Solutions	DNA Strands Denoting Solutions
{j3→i1, j4→i1,j2→i2, j1→i3,j5→i3}	3′-CTATCTAAAAAACTCATCTACTATCTAAAAAACTCCAAACCTATCCTTTTAACTCCATTACTATCTTCAAAACTCAATTACTATCTTCAAAACTCATCCATTACATACCCATAATCCTTCTTAAC-5′

4. Conclusions

In this paper, we present DNA algorithms for solving the unbalanced assignment problem based on biological operations in the Adleman-Lipton model. Due to electronic computers having obvious limits in storage, speed, intelligence, and miniaturization, the methods of DNA computation have arisen, especially for their efficient parallelism. The present algorithm has the following advantages compared with previous algorithms: firstly, the proposed algorithm actually has a lower rate of errors for hybridization because we develop a computer program to generate good DNA sequences for generating the solution space of the unbalanced assignment problem.

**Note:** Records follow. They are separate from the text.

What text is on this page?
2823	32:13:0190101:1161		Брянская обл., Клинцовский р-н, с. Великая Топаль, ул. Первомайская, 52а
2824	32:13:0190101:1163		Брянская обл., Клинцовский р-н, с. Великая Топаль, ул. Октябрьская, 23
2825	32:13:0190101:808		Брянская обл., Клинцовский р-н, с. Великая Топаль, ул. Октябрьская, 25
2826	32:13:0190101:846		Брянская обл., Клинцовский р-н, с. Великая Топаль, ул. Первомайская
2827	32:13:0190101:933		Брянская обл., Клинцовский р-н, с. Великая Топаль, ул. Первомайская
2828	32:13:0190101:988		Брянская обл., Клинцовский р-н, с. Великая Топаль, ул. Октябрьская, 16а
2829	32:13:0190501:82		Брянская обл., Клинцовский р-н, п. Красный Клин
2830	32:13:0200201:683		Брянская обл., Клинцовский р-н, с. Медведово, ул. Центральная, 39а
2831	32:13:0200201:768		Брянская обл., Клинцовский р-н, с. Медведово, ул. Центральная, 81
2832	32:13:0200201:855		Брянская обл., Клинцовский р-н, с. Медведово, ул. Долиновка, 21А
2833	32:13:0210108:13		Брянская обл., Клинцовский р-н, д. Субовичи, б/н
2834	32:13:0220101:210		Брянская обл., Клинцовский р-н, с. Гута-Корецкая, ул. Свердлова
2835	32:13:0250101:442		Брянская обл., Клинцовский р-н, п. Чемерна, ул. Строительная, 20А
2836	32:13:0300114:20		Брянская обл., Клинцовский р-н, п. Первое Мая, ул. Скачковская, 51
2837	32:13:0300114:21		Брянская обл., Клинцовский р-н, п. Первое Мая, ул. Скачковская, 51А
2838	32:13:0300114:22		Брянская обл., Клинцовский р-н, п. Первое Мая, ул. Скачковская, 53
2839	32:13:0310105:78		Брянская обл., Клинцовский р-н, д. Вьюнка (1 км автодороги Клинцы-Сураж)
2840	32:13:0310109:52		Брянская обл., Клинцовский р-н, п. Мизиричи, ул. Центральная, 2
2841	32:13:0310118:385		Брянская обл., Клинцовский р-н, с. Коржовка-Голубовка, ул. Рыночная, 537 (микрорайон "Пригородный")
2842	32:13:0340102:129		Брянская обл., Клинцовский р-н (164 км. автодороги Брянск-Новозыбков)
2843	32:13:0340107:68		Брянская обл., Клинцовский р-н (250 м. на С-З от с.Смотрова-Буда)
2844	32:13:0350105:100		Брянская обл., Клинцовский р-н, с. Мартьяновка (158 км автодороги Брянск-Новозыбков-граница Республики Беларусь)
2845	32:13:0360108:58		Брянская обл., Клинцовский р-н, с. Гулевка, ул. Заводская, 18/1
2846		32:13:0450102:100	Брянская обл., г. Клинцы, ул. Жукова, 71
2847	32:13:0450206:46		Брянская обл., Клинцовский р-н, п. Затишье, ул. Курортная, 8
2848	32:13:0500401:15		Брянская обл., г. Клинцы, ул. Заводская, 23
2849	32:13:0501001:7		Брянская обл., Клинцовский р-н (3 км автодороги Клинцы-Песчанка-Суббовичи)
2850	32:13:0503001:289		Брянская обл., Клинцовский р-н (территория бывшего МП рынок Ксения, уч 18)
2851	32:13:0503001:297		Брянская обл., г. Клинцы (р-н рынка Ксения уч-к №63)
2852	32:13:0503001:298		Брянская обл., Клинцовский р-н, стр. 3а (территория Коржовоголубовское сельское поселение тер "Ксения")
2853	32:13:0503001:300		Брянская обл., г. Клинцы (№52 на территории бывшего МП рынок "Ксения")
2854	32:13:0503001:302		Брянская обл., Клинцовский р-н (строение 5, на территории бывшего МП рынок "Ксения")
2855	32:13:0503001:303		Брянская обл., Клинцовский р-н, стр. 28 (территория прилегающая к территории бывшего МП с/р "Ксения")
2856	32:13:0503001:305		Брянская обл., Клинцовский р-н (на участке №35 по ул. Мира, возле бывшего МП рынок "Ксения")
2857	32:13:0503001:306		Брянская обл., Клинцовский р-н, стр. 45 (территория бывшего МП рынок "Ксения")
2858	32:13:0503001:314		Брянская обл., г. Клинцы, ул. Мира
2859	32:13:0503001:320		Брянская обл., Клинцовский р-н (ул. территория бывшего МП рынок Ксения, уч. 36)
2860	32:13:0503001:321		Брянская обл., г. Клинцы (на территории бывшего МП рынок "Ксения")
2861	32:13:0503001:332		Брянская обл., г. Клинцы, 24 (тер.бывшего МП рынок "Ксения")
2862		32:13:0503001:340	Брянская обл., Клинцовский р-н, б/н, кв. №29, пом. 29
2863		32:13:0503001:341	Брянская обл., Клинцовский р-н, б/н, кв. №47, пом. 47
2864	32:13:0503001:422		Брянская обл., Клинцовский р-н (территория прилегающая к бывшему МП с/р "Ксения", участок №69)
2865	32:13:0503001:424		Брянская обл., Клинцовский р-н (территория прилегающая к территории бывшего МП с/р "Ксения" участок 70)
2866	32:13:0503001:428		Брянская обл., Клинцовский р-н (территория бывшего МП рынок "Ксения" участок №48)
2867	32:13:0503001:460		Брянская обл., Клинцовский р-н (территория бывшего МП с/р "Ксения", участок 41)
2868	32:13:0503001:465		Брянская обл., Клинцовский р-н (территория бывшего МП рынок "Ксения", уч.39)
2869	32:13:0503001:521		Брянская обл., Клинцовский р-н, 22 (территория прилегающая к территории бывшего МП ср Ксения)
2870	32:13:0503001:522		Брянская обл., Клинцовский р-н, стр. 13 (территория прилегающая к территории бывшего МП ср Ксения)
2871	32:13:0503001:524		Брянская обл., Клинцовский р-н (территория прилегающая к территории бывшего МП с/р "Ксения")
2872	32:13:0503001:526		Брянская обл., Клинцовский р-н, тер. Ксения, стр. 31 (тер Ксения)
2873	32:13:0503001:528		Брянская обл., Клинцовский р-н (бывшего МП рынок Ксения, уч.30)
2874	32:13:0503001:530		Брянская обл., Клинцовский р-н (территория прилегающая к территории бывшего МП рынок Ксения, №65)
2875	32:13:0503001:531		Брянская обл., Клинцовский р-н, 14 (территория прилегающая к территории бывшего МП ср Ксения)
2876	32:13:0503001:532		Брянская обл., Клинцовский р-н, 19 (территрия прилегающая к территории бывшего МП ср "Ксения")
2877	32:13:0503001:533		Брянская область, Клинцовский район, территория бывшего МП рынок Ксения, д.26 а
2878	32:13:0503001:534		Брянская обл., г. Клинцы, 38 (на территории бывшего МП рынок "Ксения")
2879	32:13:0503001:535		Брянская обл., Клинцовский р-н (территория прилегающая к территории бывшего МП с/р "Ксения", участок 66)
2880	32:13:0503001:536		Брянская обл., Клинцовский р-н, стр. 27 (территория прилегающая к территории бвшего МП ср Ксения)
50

Secondly, the proposed algorithm requires a time cost and a DNA strand length that are linearly proportional to the instance size. It can finish in O(mn) the unbalanced assignment problem with n jobs and m individuals, having certain advantages comparing with existing algorithms, such as algorithm of paper [33] with O(nlogn(m + nlogn)) complexity. Additionally, the proposed algorithms can be easily performed in a fully automated manner in a laboratory. The full automation manner is essential not only for the speedup of computation but also for error-free computation. Meanwhile we simulated the DNA experiment to solve the unbalanced assignment problem. The ability to perform complex operations in solution might help us learn more about the nature of computation and lead to the development of better DNA-based computation, capable of solving a wide range of complex problems. We hope that, in future studies, more highly-effective DNA operations will be exploited to derive a DNA computing model with time efficiency and is complete for NP-hard problems.